Bajamos por las escaleras y, otra vez en la calle, se nos unió Han-sen, uno de los hombres de Scotland Yard. Gordon sugirió que volviésemos andando a su apartamento y yo agradecí la oportunidad de que el frío aire nocturno borrase de mi atormentado cerebro algunas de sus telarañas.
Mientras andábamos por las calles desiertas, Gordon lanzó repentinamente una salvaje maldición.
—¡Estamos siguiendo un auténtico laberinto que no lleva a ninguna parte! ¡Aquí, en el mismo corazón de una metrópolis civilizada, el enemigo más directo de esa civilización comete crímenes de la más repugnante naturaleza y sigue libre! Somos como niños perdidos en la noche, luchando contra un mal invisible..., teniendo que vérnoslas con un demonio hecho persona, de cuya verdadera identidad nada sabemos y sobre cuyas auténticas ambiciones sólo podemos hacer conjeturas.
»Nunca hemos logrado arrestar a uno de los esbirros de confianza del egipcio, y los escasos secuaces y servidores suyos que hemos logrado hacer prisioneros han muerto misteriosamente antes de que pudiesen contarnos nada. Insisto: ¿Qué extraño poder posee Kathulos para dominar a esos hombres de credos y razas tan distintas? Los hombres que se hallan con él en Londres son, por supuesto, en su mayoría, renegados, esclavos de la droga, pero sus tentáculos se extienden por todo el Este. Su dominio es grande: el poder que hizo volver atrás a Li Kung, el chino, para matarle a usted enfrentándose a una muerte segura; el que envió a Yar Kahn, el musulmán, sobre los tejados de Londres para cometer un crimen; el que retiene a Zuleika, la circasiana, bajo sus invisibles lazos de esclavitud.

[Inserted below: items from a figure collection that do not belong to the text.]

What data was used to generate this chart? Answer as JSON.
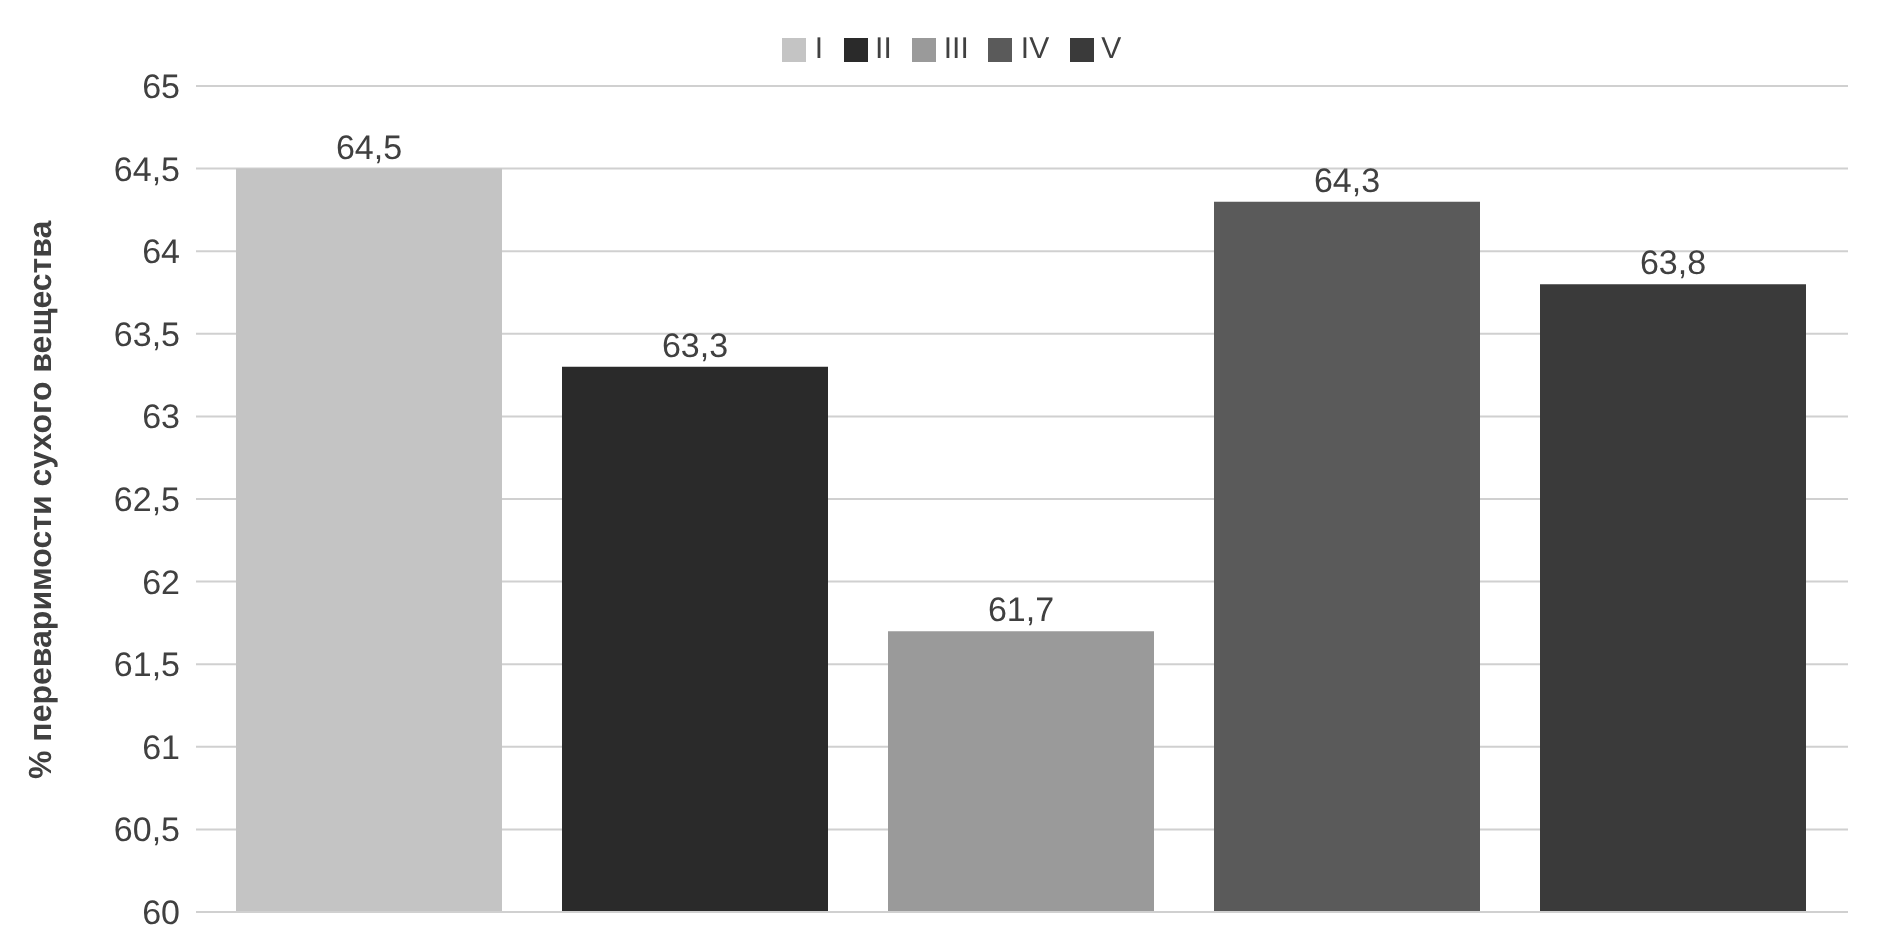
{
  "chart_data": {
    "type": "bar",
    "ylabel": "% переваримости сухого вещества",
    "categories": [
      null
    ],
    "series": [
      {
        "name": "I",
        "color": "#c4c4c4",
        "values": [
          64.5
        ],
        "value_labels": [
          "64,5"
        ]
      },
      {
        "name": "II",
        "color": "#2a2a2a",
        "values": [
          63.3
        ],
        "value_labels": [
          "63,3"
        ]
      },
      {
        "name": "III",
        "color": "#9a9a9a",
        "values": [
          61.7
        ],
        "value_labels": [
          "61,7"
        ]
      },
      {
        "name": "IV",
        "color": "#5a5a5a",
        "values": [
          64.3
        ],
        "value_labels": [
          "64,3"
        ]
      },
      {
        "name": "V",
        "color": "#3a3a3a",
        "values": [
          63.8
        ],
        "value_labels": [
          "63,8"
        ]
      }
    ],
    "ylim": [
      60,
      65
    ],
    "yticks": [
      {
        "value": 60,
        "label": "60"
      },
      {
        "value": 60.5,
        "label": "60,5"
      },
      {
        "value": 61,
        "label": "61"
      },
      {
        "value": 61.5,
        "label": "61,5"
      },
      {
        "value": 62,
        "label": "62"
      },
      {
        "value": 62.5,
        "label": "62,5"
      },
      {
        "value": 63,
        "label": "63"
      },
      {
        "value": 63.5,
        "label": "63,5"
      },
      {
        "value": 64,
        "label": "64"
      },
      {
        "value": 64.5,
        "label": "64,5"
      },
      {
        "value": 65,
        "label": "65"
      }
    ],
    "grid": "y",
    "legend": "top"
  }
}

«Sabemos, por supuesto —prosiguió, tras un silencio meditativo—, que el Este posee sociedades secretas que se hallan detrás y por encima de todo credo. Hay cultos en África y en el Oriente cuyo origen se remonta a Ofir y el hundimiento de la Atlántida. Ese hombre debe ser una potencia en alguna o, posiblemente, en todas esas sociedades. ¡Pero si, aparte de los judíos, no conozco ninguna raza oriental que no sea tan despreciada por las otras razas orientales como la de los egipcios! Y, pese a todo, aquí tenemos a un hombre, un egipcio según él mismo dice, controlando las vidas y los destinos de musulmanes ortodoxos, hindúes, sintoístas y adoradores del diablo. Es antinatural.

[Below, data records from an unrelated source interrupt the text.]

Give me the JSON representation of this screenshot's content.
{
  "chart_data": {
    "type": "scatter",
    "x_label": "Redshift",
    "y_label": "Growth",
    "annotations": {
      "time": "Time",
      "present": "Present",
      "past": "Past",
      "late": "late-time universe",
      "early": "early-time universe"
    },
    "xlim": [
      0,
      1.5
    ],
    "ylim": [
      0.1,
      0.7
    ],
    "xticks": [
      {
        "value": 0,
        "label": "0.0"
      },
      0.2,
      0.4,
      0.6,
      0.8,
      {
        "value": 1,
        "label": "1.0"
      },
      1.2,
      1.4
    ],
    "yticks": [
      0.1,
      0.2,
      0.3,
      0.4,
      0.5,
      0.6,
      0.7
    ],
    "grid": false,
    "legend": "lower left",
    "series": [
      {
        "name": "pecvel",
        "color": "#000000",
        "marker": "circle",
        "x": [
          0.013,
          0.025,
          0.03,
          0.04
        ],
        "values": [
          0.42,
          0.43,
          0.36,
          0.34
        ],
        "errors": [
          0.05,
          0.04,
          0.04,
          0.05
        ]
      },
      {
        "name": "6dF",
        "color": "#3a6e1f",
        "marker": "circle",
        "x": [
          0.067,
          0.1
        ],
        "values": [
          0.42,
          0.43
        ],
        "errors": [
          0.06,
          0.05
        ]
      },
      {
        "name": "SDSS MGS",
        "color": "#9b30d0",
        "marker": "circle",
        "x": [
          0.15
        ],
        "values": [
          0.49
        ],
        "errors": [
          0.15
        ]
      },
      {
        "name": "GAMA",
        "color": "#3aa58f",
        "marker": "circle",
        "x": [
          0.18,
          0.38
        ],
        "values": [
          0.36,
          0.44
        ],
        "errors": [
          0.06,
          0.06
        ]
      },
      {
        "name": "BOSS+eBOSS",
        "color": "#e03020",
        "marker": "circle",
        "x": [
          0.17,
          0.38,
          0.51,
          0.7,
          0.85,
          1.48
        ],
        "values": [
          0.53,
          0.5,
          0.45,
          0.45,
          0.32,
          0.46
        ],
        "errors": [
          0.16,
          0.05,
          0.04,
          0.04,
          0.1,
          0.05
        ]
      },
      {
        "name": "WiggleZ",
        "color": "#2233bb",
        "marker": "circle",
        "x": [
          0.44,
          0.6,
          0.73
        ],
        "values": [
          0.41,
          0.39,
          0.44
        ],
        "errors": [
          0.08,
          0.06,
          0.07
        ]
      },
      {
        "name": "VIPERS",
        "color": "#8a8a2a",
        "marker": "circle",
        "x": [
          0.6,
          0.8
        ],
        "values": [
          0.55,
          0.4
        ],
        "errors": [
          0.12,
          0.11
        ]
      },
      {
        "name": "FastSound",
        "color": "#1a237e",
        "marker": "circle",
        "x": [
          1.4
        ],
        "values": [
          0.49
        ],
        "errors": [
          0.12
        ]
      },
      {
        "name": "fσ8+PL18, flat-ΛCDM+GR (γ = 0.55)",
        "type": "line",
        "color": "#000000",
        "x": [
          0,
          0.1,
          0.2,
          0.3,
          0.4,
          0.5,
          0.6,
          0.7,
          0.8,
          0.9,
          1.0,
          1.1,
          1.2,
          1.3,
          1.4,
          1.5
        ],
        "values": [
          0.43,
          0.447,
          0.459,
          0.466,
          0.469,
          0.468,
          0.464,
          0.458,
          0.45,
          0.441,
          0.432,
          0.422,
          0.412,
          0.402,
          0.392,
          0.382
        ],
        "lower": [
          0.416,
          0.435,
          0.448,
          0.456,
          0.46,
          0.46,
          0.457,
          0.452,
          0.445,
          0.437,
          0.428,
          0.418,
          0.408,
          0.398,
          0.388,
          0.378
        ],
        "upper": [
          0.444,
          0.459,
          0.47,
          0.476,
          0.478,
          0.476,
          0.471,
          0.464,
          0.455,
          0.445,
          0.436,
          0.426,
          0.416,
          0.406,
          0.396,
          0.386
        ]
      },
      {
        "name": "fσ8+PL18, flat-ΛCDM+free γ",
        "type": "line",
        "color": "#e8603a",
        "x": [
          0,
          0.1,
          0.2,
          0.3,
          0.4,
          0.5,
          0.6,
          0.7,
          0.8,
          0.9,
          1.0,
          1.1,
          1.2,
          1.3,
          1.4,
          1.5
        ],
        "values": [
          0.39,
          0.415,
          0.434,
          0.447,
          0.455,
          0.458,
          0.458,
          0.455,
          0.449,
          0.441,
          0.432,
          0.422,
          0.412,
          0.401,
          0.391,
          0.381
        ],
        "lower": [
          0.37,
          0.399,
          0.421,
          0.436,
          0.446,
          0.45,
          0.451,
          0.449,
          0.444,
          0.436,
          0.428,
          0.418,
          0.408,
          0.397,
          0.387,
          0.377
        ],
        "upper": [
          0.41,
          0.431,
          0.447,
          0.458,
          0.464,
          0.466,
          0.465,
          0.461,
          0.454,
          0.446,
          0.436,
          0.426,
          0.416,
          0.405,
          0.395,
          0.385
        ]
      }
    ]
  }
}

»¿Ha oído alguna vez —dijo, volviéndose de pronto hacia mí—, mencionar el océano en conexión a Kathulos?
—Nunca.
—¡Hay una superstición muy extendida en el norte de África, basada en una leyenda muy antigua, según la cual el gran líder de las razas de color saldrá del mar! Y, una vez, oí hablar a un berebere del Escorpión como «El Hijo del Océano».
—Ese es un término respetuoso entre esa tribu, ¿no?
—Sí; pero sigo pensando en ello de vez en cuando.